Les causes des éruptions cryovolcaniques sur Cérès sont encore un mystère, mais des recherches futures pourraient apporter des réponses, car des signes de volcans de glace ont été repérés sur d'autres corps du système solaire au fur et à mesure que des sondes ont survolé. Cérès est le premier corps cryovolcanique mis en orbite par une mission, mais Europe et Encelade, les lunes de Jupiter et de Saturne, sont des candidats probables au cryovolcanisme, tout comme Pluton et sa lune Charon.
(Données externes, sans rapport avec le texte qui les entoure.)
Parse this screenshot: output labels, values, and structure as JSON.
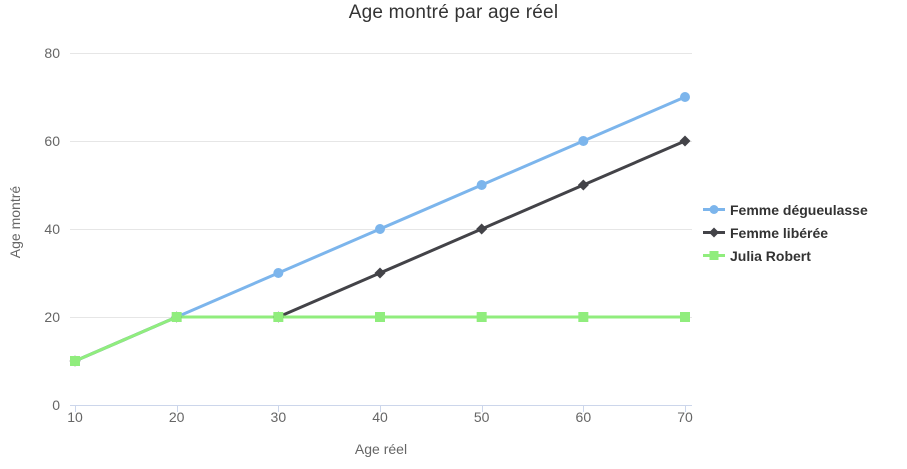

Europa est d'un intérêt particulier car on pense qu'il a des océans liquides piégés sous une épaisse coquille glacée, que certains scientifiques pensent être parsemé de volcans de glace." Il pourrait y avoir des similitudes entre Europe et Cérès, mais nous devons envoyer la prochaine mission là-bas avant de pouvoir dire avec certitude, " dit Sori.
Alors que les scientifiques explorent d'autres corps potentiellement cryovolcaniques dans le système solaire, ça va être amusant, Sori a dit, pour voir comment Ceres se compare.
Le papier, "Taux cryovolcaniques sur Cérès révélés par la topographie, " a été récemment publié dans Astronomie de la nature .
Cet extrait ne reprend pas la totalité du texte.